The BUSCO completeness check assesses the completeness and quality of a genome, transcriptome or proteome assembly by searching for highly conserved single-copy orthologues that should be present in a given lineage. By providing datasets for specific taxonomic lineages, BUSCO helps assess evolutionary completeness. In a previous post l discussed the much higher number of fragments in protein mode compared to assembly mode that results from the different reference to define a full-length gene in each mode.
The intuitive understanding of the term “complete” when applied to a gene is that the identified gene candidate is biologically intact, structurally whole, and functionally plausible. Minor truncations at the terminal ends may be acceptable, but overall the gene is expected to represent the full functional unit. BUSCO is widely used to assess genome assembly completeness based on the presence of lineage-specific genes, and a “complete” BUSCO is therefore commonly interpreted as evidence that the corresponding gene locus is present and largely intact in the assembly.
However, this interpretation does not reflect how “complete” is defined in BUSCO’s assembly mode. In this mode, the reference is not the gene locus in the genome but the BUSCO reference sequence itself. All sequences in the BUSCO reference datasets are, by definition, treated as complete, regardless of whether they represent only a fragment of the true full-length gene, lack essential regions, or include unrelated sequence due to misannotation. As a result, “completeness” in assembly mode refers only to how well the reference sequence can be mapped, not to the biological integrity of the gene. I will discuss the substantial variability and limitations of the BUSCO reference data in more detail in a future newsletter.

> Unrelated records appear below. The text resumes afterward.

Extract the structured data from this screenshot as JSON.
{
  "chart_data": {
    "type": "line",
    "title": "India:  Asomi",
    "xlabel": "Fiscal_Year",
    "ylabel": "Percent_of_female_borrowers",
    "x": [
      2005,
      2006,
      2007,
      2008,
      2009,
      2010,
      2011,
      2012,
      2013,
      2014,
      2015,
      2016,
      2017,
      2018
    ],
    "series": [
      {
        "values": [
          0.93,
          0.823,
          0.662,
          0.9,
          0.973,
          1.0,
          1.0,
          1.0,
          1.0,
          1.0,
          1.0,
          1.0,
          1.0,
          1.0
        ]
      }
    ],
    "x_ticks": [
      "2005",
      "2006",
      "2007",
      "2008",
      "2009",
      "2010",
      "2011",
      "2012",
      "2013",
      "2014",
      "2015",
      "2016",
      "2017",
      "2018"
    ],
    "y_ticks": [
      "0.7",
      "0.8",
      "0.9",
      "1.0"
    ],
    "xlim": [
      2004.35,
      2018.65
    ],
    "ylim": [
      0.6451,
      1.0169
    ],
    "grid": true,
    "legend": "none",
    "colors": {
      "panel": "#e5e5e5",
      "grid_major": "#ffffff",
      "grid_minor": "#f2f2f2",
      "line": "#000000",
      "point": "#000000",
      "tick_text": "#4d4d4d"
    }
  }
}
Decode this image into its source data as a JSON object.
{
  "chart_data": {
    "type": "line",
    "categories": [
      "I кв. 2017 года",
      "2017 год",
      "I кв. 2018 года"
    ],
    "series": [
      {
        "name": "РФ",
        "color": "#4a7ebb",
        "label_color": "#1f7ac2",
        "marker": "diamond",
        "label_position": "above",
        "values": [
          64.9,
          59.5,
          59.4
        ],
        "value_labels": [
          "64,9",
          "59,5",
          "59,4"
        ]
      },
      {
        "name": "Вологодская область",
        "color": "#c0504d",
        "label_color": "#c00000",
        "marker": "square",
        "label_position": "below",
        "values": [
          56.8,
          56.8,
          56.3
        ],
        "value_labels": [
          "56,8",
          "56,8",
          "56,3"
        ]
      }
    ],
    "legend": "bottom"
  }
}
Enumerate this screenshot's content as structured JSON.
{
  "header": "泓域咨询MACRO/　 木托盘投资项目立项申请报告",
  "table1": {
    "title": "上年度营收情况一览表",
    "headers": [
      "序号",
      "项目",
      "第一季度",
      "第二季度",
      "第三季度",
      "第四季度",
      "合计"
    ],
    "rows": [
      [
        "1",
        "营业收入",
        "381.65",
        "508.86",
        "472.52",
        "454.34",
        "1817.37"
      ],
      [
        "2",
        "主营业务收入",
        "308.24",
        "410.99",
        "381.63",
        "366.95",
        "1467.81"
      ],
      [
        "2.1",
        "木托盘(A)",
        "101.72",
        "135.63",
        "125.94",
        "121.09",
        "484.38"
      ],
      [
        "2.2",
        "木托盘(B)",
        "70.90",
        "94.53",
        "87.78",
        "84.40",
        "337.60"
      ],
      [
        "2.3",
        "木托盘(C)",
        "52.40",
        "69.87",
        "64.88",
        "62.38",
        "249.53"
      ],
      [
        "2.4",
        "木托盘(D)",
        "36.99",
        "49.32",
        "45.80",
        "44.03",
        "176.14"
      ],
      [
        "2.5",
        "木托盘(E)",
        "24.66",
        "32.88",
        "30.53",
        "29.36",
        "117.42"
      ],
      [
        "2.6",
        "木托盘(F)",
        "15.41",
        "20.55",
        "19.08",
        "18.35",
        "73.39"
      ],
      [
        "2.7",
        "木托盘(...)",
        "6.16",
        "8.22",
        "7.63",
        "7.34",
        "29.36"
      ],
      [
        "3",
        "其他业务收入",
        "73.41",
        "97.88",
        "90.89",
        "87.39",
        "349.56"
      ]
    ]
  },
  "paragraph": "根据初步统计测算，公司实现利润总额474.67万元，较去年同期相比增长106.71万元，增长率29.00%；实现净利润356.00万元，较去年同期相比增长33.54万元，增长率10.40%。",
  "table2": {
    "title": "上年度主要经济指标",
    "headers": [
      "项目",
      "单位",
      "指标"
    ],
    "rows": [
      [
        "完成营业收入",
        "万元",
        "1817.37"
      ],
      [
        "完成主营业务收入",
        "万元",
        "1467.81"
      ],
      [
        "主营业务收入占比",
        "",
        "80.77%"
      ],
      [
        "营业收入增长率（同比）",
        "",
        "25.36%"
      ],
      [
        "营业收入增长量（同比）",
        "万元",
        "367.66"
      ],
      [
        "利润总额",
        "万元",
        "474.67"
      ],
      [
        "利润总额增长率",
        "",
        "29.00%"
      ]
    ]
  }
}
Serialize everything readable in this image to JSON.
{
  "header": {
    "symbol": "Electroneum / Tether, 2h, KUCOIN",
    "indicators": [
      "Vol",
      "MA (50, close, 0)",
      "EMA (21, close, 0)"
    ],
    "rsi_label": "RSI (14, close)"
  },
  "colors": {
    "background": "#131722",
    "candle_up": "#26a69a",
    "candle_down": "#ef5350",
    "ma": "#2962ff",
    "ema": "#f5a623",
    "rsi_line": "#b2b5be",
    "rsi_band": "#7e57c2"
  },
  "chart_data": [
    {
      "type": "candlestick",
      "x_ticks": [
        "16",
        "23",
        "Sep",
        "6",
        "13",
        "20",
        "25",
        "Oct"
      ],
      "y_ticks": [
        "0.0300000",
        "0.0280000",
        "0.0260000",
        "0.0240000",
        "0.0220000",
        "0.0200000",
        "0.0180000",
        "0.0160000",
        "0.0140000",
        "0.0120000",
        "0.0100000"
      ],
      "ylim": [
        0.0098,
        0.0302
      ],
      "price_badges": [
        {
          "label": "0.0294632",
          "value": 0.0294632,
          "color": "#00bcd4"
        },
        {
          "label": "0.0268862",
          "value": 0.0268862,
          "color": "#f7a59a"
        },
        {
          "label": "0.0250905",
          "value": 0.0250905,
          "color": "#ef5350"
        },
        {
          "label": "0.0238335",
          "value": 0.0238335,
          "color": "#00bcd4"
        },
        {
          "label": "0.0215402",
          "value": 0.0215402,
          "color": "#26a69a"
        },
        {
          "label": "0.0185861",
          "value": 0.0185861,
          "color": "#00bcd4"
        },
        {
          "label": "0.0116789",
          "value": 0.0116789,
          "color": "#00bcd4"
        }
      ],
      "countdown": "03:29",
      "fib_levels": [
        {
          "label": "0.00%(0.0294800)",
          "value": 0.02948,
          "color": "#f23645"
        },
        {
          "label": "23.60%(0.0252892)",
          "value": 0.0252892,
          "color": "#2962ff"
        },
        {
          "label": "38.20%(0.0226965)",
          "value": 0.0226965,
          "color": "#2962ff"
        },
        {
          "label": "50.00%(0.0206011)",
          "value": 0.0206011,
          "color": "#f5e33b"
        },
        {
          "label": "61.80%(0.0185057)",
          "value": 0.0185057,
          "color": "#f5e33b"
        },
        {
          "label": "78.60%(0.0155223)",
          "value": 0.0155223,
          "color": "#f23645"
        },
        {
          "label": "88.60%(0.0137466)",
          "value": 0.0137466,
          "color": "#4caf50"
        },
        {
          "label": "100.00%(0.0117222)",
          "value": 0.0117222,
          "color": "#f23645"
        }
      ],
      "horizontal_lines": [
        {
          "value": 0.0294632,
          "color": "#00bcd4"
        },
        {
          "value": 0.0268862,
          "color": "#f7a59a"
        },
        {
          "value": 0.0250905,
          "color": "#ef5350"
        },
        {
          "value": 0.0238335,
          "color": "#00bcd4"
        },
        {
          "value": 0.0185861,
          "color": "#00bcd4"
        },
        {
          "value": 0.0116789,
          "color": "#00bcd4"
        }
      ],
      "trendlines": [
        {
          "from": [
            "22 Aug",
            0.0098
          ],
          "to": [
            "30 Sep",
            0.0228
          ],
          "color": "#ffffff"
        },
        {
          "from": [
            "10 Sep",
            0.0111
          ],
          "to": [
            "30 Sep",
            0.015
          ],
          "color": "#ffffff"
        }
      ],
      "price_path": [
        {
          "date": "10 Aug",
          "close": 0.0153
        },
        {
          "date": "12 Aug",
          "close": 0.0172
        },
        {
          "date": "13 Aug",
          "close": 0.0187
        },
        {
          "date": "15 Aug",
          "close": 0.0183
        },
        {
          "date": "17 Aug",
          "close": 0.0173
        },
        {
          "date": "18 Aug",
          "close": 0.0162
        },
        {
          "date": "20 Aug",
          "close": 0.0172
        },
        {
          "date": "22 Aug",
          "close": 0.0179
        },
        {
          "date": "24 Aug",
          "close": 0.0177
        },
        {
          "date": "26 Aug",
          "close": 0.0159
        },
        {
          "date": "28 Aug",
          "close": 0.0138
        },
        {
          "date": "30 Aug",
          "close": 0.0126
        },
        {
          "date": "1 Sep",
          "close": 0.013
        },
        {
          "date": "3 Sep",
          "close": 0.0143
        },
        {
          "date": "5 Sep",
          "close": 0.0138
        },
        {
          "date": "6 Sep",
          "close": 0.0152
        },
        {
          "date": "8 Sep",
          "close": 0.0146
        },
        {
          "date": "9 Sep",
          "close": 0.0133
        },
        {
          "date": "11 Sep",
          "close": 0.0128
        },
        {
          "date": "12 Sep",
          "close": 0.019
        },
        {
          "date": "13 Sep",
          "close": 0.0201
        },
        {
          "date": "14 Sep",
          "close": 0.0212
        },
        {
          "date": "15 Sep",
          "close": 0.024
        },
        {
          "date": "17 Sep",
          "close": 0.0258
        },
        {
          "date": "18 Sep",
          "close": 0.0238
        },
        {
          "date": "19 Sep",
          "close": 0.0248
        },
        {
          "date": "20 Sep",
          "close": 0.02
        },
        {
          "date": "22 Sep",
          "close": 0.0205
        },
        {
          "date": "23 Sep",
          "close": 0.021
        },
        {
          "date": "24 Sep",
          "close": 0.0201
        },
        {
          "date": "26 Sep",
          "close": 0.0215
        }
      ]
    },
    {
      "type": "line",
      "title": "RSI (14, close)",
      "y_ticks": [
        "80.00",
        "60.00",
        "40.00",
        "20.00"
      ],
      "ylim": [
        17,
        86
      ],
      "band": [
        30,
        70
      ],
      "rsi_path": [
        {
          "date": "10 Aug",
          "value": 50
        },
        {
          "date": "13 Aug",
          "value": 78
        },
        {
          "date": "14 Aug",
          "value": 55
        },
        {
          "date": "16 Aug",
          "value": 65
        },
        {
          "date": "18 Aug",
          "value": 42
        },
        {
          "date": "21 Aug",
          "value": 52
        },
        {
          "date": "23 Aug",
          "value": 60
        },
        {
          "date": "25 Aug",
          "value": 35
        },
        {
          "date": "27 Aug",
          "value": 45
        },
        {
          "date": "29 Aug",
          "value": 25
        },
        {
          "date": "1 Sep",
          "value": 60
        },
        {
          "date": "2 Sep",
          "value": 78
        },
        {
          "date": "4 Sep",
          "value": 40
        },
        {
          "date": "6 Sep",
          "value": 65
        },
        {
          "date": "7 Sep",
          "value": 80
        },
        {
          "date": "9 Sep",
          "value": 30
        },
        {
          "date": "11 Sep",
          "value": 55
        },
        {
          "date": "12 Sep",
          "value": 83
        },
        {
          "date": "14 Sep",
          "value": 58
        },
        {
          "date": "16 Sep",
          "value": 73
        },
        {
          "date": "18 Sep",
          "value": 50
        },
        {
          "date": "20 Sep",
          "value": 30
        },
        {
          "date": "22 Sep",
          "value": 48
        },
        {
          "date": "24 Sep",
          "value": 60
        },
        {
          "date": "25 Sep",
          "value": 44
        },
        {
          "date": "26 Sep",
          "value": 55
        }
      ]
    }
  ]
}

Beyond these large-scale differences between BUSCO “complete” genes and true gene loci, numerous smaller discrepancies are also observed. Even in high-quality, high-coverage genome assemblies, approximately one to eight percent of BUSCO genes classified as “complete” in assembly mode contain frame shifts, indicating missing or additional nucleotides that alter the reading frame of the inferred protein sequence. One to two percent of the “complete” genes contain in-frame stop codons, which are typically interpreted as signs of mutations or local regions of low coverage or sequence quality. However, RNA-Seq mapping and high-quality genome annotations demonstrate that these issues usually do not originate from the genome assemblies themselves, but from errors in the BUSCO reference sequences. When BUSCO reference sequences contain incorrect regions, these are still forcibly matched during the mapping process. For example, if a BUSCO reference sequence was derived from a gene prediction that missed an intron, the resulting sequence includes an intron read-through. When such a sequence is mapped to a closely related genome, it may introduce a frame shift or an in-frame stop codon at the position corresponding to the intron. Taken together, these observations point to limitations in the BUSCO reference data rather than deficiencies in the genome assemblies.
Analysis of the mapped BUSCO sequences further shows that 20 to 70 percent of genes classified as “complete” lack either a start codon, a stop codon, or both. This indicates that BUSCO reference sequences are far less conserved than implied by the concept of lineage-specific conserved single-copy genes. The proportion of missing start and stop codons is highest when the analyzed genome belongs to a lineage that is underrepresented or absent in the BUSCO reference datasets. Notably, even for genomes that are part of the BUSCO reference data, 20 to 40 percent of “complete” BUSCO genes still lack proper start and stop codons, highlighting intrinsic limitations of the miniprot-based mapping approach used in assembly mode.